A skeptic might point out that none of these capabilities are really new. That is, in the past, there have been other major advances in peoples’ abilities to communicate (e.g., the telegraph (Gleick 2011)), and computers have been getting faster at roughly the same rate since the 1960s (Waldrop 2016). But, what this skeptic is missing is that at a certain point more of the same becomes something different (Halevy, Norvig, and Pereira 2009). Here’s an analogy that I like. If you can capture an image of a horse, then you have a photograph. And, if you can capture 24 images of a horse per second, then you have a movie. Of course, a movie is just a bunch of photos, but only a die hard skeptic would claim that photos and movies are the same.

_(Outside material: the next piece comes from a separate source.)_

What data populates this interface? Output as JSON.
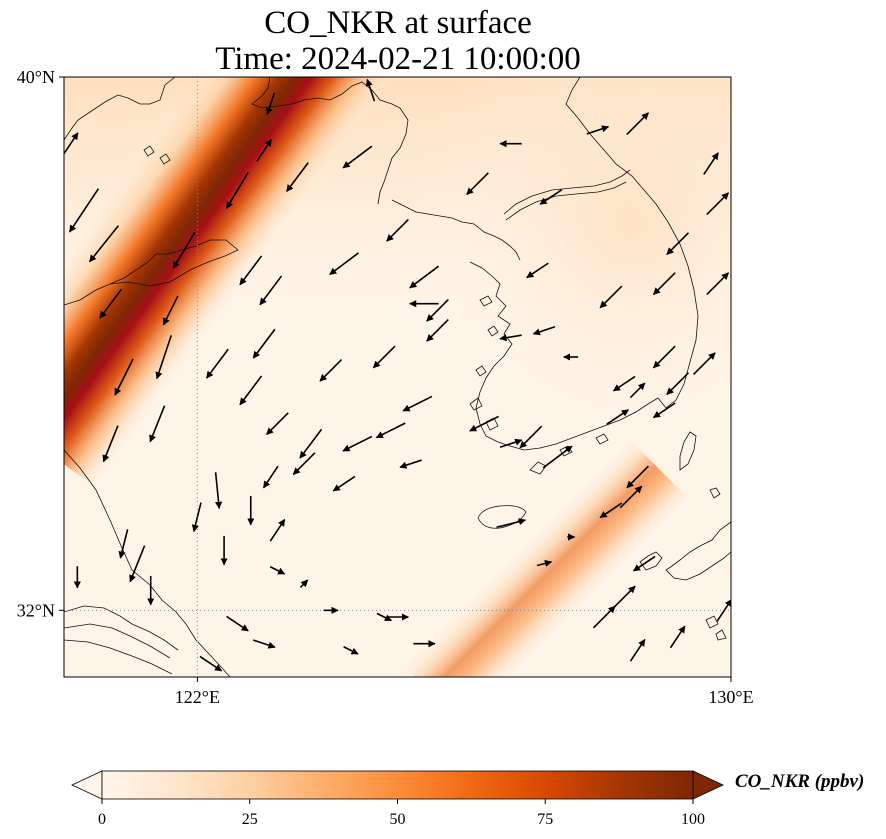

Researchers are in the process of making a transition akin to the transition from photography to cinematography. This transition does not mean that everything we have learned in the past should be ignored. Just as the principles of photography inform the principles of cinematography, the principles of social research in the past will inform the social research of the future. But, the transition also means that we should not continue doing the same thing. Rather, we must combine the approaches of the past with the capabilities of the present and future. For example, the research of Blumenstock and colleagues was a mixture of traditional survey research with what some might call data science. Both of those ingredients were necessary: neither the survey responses nor the phone records by themselves were enough. More generally, I think that increasingly social researchers will need to combine social science with data science in order to take advantage of the opportunities of the digital age. To continue only taking pictures when we could also be making movies would be a mistake.